Türk milletinin tarihinde dönüm noktası olan iki büyük zafer, 26 Ağustos'ta birleşiyor. 1071'de Sultan Alparslan'ın kazandığı Malazgirt Zaferi ile Anadolu'nun kapıları Türklere açılırken, 851 yıl sonra, 1922'de Gazi Mustafa Kemal Atatürk, Büyük Taarruz'u başlatarak işgalci güçleri bu topraklardan sonsuza dek kovdu.
İKİ BÜYÜK ZAFERİN MİMARLARI: ALPARSLAN VE ATATÜRK
Türk tarihi, şan ve şeref dolu nice destanlarla yazılmıştır. Bu destanlardan ikisi, 26 Ağustos'un özel anlamını pekiştirir. İlki, Anadolu'yu Türk vatanına dönüştüren 26 Ağustos 1071 Malazgirt Meydan Muharebesi'dir. İkincisi ise, Anadolu'nun düşman işgalinden kurtarılmasını sağlayan 26 Ağustos 1922 Başkomutanlık Meydan Muharebesi'dir.
Bundan tam 954 yıl önce Muş Ovası'nda Bizans ordusuyla karşı karşıya gelen Sultan Alparslan komutasındaki Selçuklu ordusu, dünya tarihinin seyrini değiştirecek bir zafere imza atarak Anadolu'yu Türk yurdu haline getirdi.
Bugünden 103 yıl önce ise Gazi Mustafa Kemal Atatürk, Büyük Taarruz emrini vererek Anadolu'nun kıyamete kadar Türk yurdu olarak kalmasını garantileyen zaferin fitilini ateşledi.
MALAZGİRT ZAFERİ: ANADOLU'NUN KAPILARI TÜRKLERE AÇILIYOR
26 Ağustos 1071'de takvimler, dünya tarihine yön veren bir savaşın sahnesine tanıklık etti. Anadolu'ya seferler düzenleyen Sultan Alparslan, stratejik öneme sahip Kars ve Ani şehirlerini ele geçirerek Bizans'tan ilk toprakları kazandı.
1070 yılında Abbasi halifesinin yardım çağrısı üzerine ordusuyla Fatımiler üzerine yürüyen Alparslan'ın Mısır'a yöneleceği söylentisi, Bizans İmparatoru Romen Diyojen'i Doğu seferini başlatmaya teşvik etti.
Bu haberi öğrenen Alparslan, planını değiştirerek Suriye'ye yöneldi. Rey şehrine gideceği bilgisini yayarak düşmanı yanıltan Alparslan, gerçekte Muş'a doğru ilerleyerek Malazgirt Ovası'nda karargahını kurdu.

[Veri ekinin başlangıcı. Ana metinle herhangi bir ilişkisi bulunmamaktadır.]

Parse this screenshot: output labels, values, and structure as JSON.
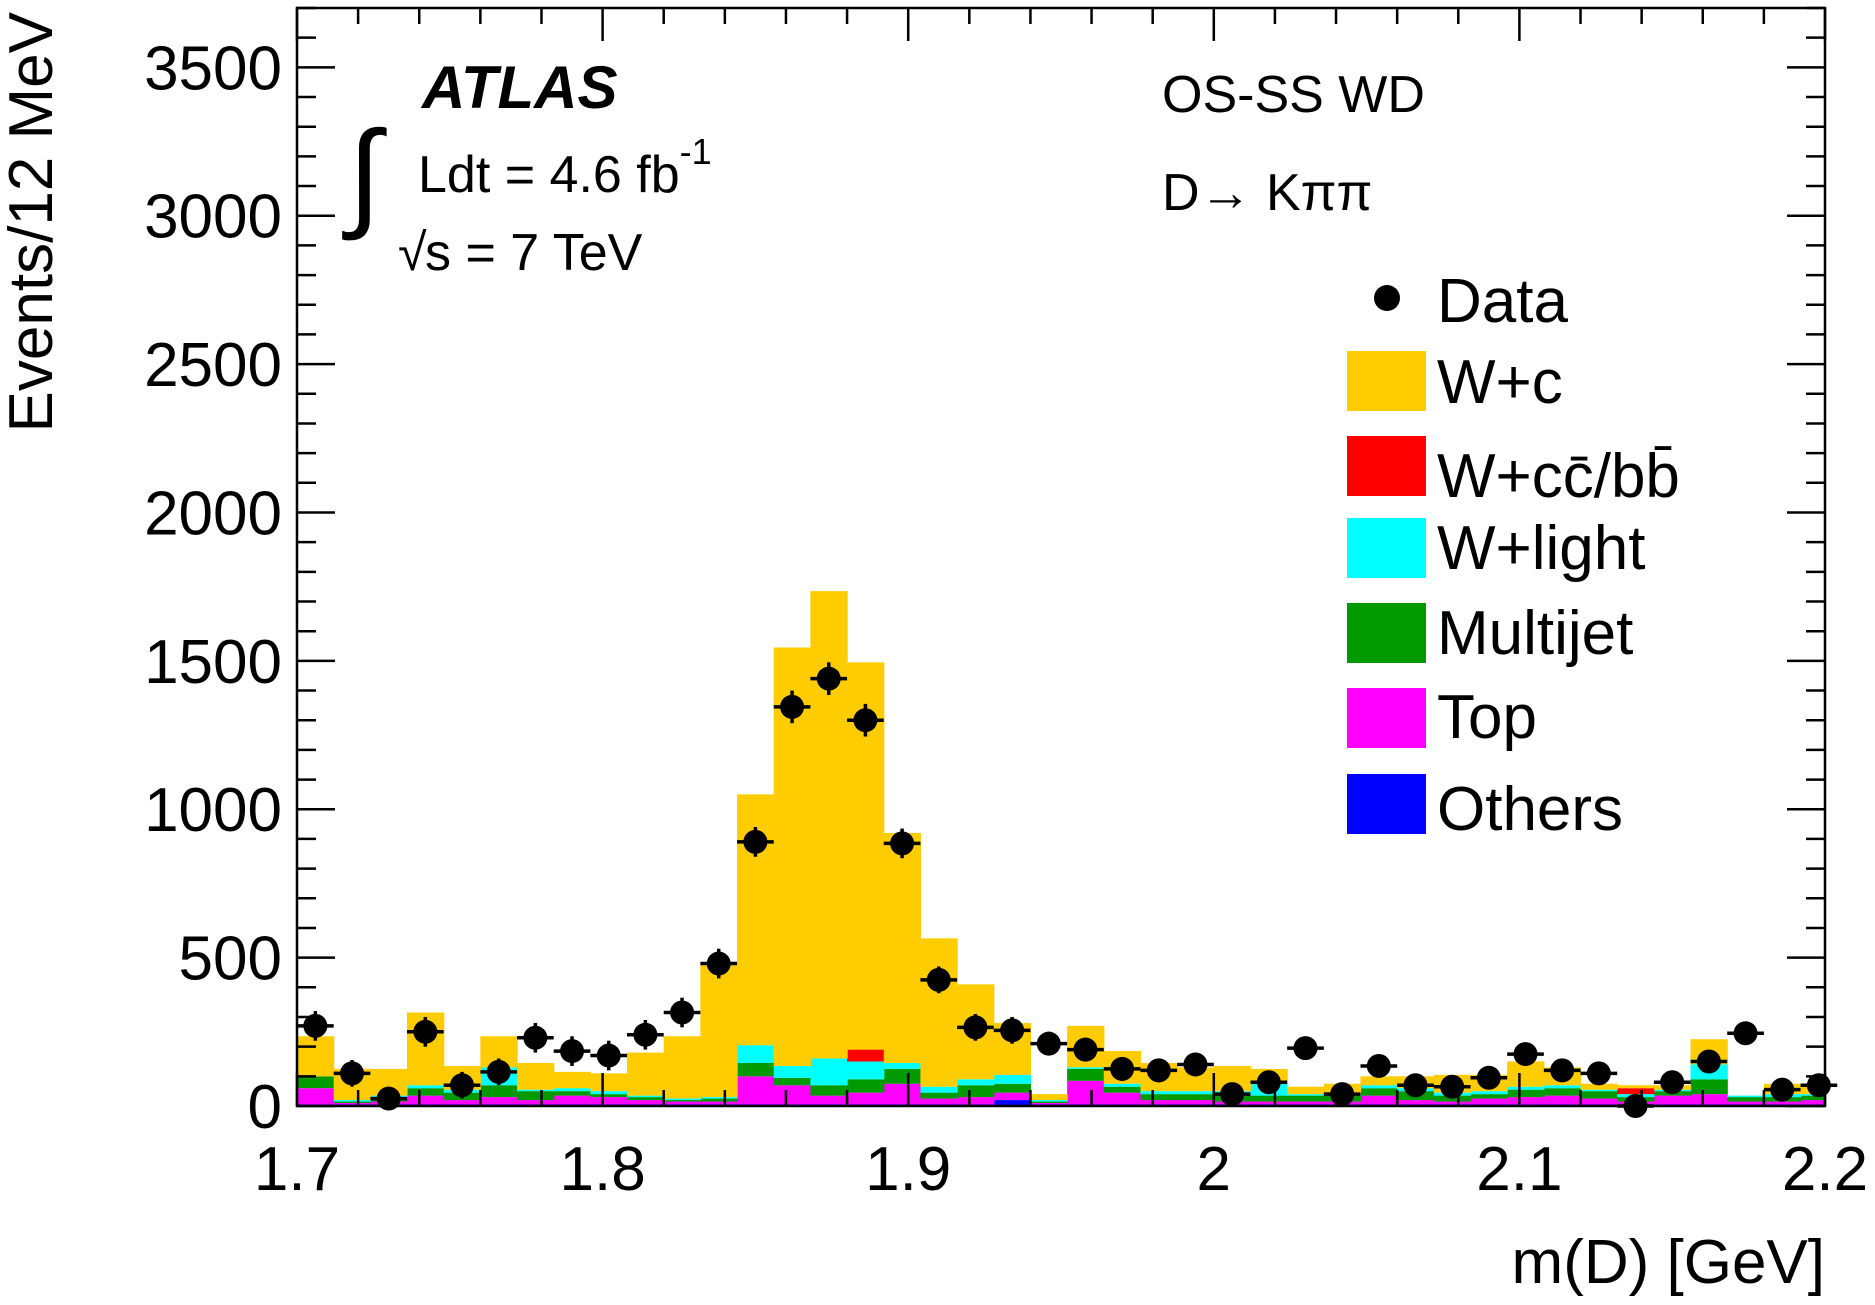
{
  "chart_data": {
    "type": "bar",
    "subtype": "stacked-histogram-with-data-points",
    "xlabel": "m(D) [GeV]",
    "ylabel": "Events/12 MeV",
    "xlim": [
      1.7,
      2.2
    ],
    "ylim": [
      0,
      3700
    ],
    "xticks": [
      1.7,
      1.8,
      1.9,
      2.0,
      2.1,
      2.2
    ],
    "xtick_labels": [
      "1.7",
      "1.8",
      "1.9",
      "2",
      "2.1",
      "2.2"
    ],
    "yticks": [
      0,
      500,
      1000,
      1500,
      2000,
      2500,
      3000,
      3500
    ],
    "ytick_labels": [
      "0",
      "500",
      "1000",
      "1500",
      "2000",
      "2500",
      "3000",
      "3500"
    ],
    "bin_edges": [
      1.7,
      1.712,
      1.724,
      1.736,
      1.748,
      1.76,
      1.772,
      1.784,
      1.796,
      1.808,
      1.82,
      1.832,
      1.844,
      1.856,
      1.868,
      1.88,
      1.892,
      1.904,
      1.916,
      1.928,
      1.94,
      1.952,
      1.964,
      1.976,
      1.988,
      2.0,
      2.012,
      2.024,
      2.036,
      2.048,
      2.06,
      2.072,
      2.084,
      2.096,
      2.108,
      2.12,
      2.132,
      2.144,
      2.156,
      2.168,
      2.18,
      2.192,
      2.2
    ],
    "series": [
      {
        "name": "Others",
        "color": "#0000ff",
        "values": [
          5,
          5,
          5,
          5,
          5,
          5,
          5,
          5,
          5,
          5,
          5,
          5,
          5,
          5,
          5,
          5,
          5,
          5,
          5,
          20,
          5,
          5,
          5,
          5,
          5,
          5,
          5,
          5,
          5,
          5,
          5,
          5,
          5,
          5,
          5,
          5,
          5,
          5,
          5,
          5,
          5,
          5
        ]
      },
      {
        "name": "Top",
        "color": "#ff00ff",
        "values": [
          55,
          5,
          10,
          30,
          15,
          25,
          15,
          30,
          25,
          15,
          10,
          10,
          95,
          65,
          30,
          40,
          70,
          20,
          25,
          25,
          5,
          80,
          40,
          15,
          15,
          10,
          10,
          10,
          10,
          30,
          15,
          10,
          20,
          25,
          30,
          20,
          10,
          30,
          35,
          10,
          10,
          15
        ]
      },
      {
        "name": "Multijet",
        "color": "#009900",
        "values": [
          40,
          5,
          15,
          25,
          25,
          40,
          30,
          15,
          10,
          10,
          5,
          10,
          45,
          25,
          35,
          45,
          50,
          20,
          40,
          30,
          5,
          40,
          20,
          20,
          20,
          25,
          20,
          20,
          20,
          25,
          30,
          20,
          15,
          25,
          25,
          25,
          15,
          15,
          50,
          15,
          15,
          15
        ]
      },
      {
        "name": "W+light",
        "color": "#00ffff",
        "values": [
          0,
          5,
          5,
          10,
          10,
          60,
          5,
          10,
          10,
          5,
          5,
          5,
          60,
          40,
          90,
          60,
          20,
          20,
          20,
          30,
          5,
          5,
          10,
          10,
          10,
          10,
          45,
          5,
          5,
          10,
          10,
          10,
          10,
          10,
          10,
          5,
          10,
          5,
          50,
          5,
          10,
          5
        ]
      },
      {
        "name": "W+cc̄/bb̄",
        "color": "#ff0000",
        "values": [
          0,
          0,
          0,
          0,
          0,
          0,
          0,
          0,
          0,
          0,
          0,
          0,
          0,
          0,
          0,
          40,
          0,
          0,
          0,
          0,
          0,
          0,
          0,
          0,
          0,
          0,
          0,
          0,
          0,
          0,
          0,
          0,
          0,
          0,
          0,
          0,
          20,
          0,
          0,
          0,
          0,
          0
        ]
      },
      {
        "name": "W+c",
        "color": "#ffcc00",
        "values": [
          135,
          105,
          90,
          245,
          80,
          105,
          90,
          55,
          60,
          145,
          210,
          455,
          845,
          1410,
          1575,
          1305,
          775,
          500,
          320,
          175,
          20,
          140,
          110,
          95,
          80,
          85,
          45,
          25,
          35,
          30,
          40,
          60,
          55,
          85,
          60,
          20,
          10,
          15,
          85,
          0,
          35,
          25
        ]
      }
    ],
    "data_points": {
      "name": "Data",
      "x": [
        1.706,
        1.718,
        1.73,
        1.742,
        1.754,
        1.766,
        1.778,
        1.79,
        1.802,
        1.814,
        1.826,
        1.838,
        1.85,
        1.862,
        1.874,
        1.886,
        1.898,
        1.91,
        1.922,
        1.934,
        1.946,
        1.958,
        1.97,
        1.982,
        1.994,
        2.006,
        2.018,
        2.03,
        2.042,
        2.054,
        2.066,
        2.078,
        2.09,
        2.102,
        2.114,
        2.126,
        2.138,
        2.15,
        2.162,
        2.174,
        2.186,
        2.198
      ],
      "y": [
        270,
        110,
        25,
        250,
        70,
        115,
        230,
        185,
        170,
        240,
        315,
        480,
        890,
        1345,
        1440,
        1300,
        885,
        425,
        265,
        255,
        210,
        190,
        125,
        120,
        140,
        40,
        80,
        195,
        40,
        135,
        70,
        65,
        95,
        175,
        120,
        110,
        0,
        80,
        150,
        245,
        55,
        70
      ],
      "yerr": [
        50,
        45,
        40,
        50,
        45,
        45,
        50,
        50,
        50,
        50,
        50,
        50,
        50,
        55,
        55,
        55,
        50,
        45,
        45,
        45,
        40,
        40,
        40,
        40,
        40,
        35,
        35,
        35,
        35,
        35,
        35,
        35,
        35,
        35,
        35,
        35,
        35,
        35,
        35,
        35,
        35,
        35
      ]
    },
    "legend": {
      "position": "right",
      "entries": [
        "Data",
        "W+c",
        "W+cc̄/bb̄",
        "W+light",
        "Multijet",
        "Top",
        "Others"
      ]
    },
    "annotations": {
      "experiment": "ATLAS",
      "lumi_integral": "∫",
      "lumi_text": "Ldt = 4.6 fb",
      "lumi_exp": "-1",
      "energy_sqrt": "√",
      "energy_text": "s = 7 TeV",
      "selection": "OS-SS WD",
      "channel": "D→ Kππ"
    }
  }
}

26 Ağustos 1071 Cuma günü ordusuna namaz kıldıran ve dualar eden Alparslan, ardından Romen Diyojen'in komutasındaki Bizans ordusuna karşı taarruza geçti.
Sultan Alparslan'ın dehasıyla yönettiği savaş, Türk milletinin kesin zaferiyle sonuçlandı. Bu zaferle birlikte Anadolu'nun kapıları Türklere sonuna kadar açılmış oldu.
BÜYÜK TAARRUZ: TÜRK YURDU KESİNLEŞİYOR
Malazgirt Zaferi'nden tam 851 yıl sonra, Anadolu'nun sonsuza dek Türk yurdu kalacağını tüm dünyaya ilan eden muazzam bir harekatın emri verildi.
26 Ağustos 1922'de Başkomutan Gazi Mustafa Kemal Atatürk, Anadolu'yu işgal eden emperyalist güçleri topraklarından söküp atmak için kesin taarruz emrini verdi.
30 Ağustos Zaferi ile neticelenen Büyük Taarruz ve Başkomutanlık Meydan Muharebesi, tarihin en büyük kahramanlık destanlarından biri olarak ölümsüzleşti.
İlk kez 1926 yılında Zafer Bayramı olarak kutlanmaya başlanan 30 Ağustos, her yıl Türkiye ve Kuzey Kıbrıs Türk Cumhuriyeti'nde çeşitli etkinliklerle anılıyor. Büyük Taarruz, Gazi Mustafa Kemal Atatürk'ün "Ordular, ilk hedefiniz Akdeniz'dir, ileri!" sözüyle milli hafızamızda silinmez bir iz bıraktı.